Location: Pune
Experience: Minimum 5+ years of experience in Site Reliability Engineering, DevOps, or Infrastructure Operations.
Employment Type: Full-time
Job Overview
We are seeking a skilled Site Reliability Engineer (SRE) with experience in Private Cloud and infrastructure operations. The role focuses on ensuring the reliability, scalability, performance, and security of enterprise infrastructure while driving automation, observability, and DevOps best practices.
Key Responsibilities
- Design and maintain highly available and fault-tolerant infrastructure systems.
- Monitor system performance and ensure infrastructure reliability and scalability.
- Lead incident response, root cause analysis (RCA), and system performance improvements.
- Develop automation tools and scripts to streamline operations and reduce manual tasks.
- Implement Infrastructure as Code (IaC) using tools like Terraform or Ansible.
- Support containerized environments using Docker, Kubernetes, or OpenShift.
- Build and maintain monitoring, logging, and alerting systems.
- Collaborate with DevOps, development, and security teams to support CI/CD pipelines and ensure secure infrastructure operations.
Required Skills
- Strong experience in Linux/Unix system administration.

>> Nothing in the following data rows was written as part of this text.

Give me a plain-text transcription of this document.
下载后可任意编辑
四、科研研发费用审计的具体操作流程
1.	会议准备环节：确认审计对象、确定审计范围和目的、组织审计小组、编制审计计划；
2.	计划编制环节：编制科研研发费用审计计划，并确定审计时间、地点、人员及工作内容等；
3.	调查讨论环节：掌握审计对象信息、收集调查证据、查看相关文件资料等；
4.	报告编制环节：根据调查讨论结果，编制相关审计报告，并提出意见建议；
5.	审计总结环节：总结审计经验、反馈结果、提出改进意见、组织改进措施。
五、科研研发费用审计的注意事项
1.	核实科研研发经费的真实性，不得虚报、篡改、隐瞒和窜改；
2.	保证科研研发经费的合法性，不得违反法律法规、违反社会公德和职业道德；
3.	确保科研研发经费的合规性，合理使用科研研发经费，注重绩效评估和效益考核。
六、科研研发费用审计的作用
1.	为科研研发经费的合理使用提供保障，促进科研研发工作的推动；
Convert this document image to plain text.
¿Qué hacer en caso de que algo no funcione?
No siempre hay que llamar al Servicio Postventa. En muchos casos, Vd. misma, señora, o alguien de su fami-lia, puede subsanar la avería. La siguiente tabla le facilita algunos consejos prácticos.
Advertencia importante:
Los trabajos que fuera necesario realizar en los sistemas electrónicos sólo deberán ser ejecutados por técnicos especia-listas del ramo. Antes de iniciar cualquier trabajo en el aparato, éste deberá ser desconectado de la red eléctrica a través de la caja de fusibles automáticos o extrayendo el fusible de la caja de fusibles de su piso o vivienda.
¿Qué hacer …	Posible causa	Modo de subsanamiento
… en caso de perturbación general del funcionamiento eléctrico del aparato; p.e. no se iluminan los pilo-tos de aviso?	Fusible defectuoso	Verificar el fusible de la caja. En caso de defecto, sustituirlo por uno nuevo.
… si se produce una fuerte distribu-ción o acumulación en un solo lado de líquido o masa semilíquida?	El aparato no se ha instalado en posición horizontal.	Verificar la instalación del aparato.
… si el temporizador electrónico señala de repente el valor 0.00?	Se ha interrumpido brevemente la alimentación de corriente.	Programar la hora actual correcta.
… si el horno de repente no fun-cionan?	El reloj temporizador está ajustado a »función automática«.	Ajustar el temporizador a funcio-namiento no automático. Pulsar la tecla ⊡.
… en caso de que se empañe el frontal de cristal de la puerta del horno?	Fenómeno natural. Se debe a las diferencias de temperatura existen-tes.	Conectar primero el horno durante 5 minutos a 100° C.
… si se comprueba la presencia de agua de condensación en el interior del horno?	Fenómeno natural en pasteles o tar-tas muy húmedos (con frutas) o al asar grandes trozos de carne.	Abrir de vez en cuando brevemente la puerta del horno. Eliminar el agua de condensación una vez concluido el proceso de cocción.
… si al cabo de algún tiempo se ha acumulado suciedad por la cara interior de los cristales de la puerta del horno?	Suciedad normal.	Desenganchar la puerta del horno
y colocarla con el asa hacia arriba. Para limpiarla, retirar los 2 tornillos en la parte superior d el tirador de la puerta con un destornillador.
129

- Proficiency in Python, Go, Bash, or Shell scripting.
- Experience with cloud platforms (AWS, Azure, or GCP).
- Hands-on experience with containerization and orchestration technologies.
- Good understanding of networking concepts (DNS, TCP/IP, Load Balancing, Firewalls).
- Experience with monitoring and observability tools such as Prometheus, Grafana, ELK, or Datadog.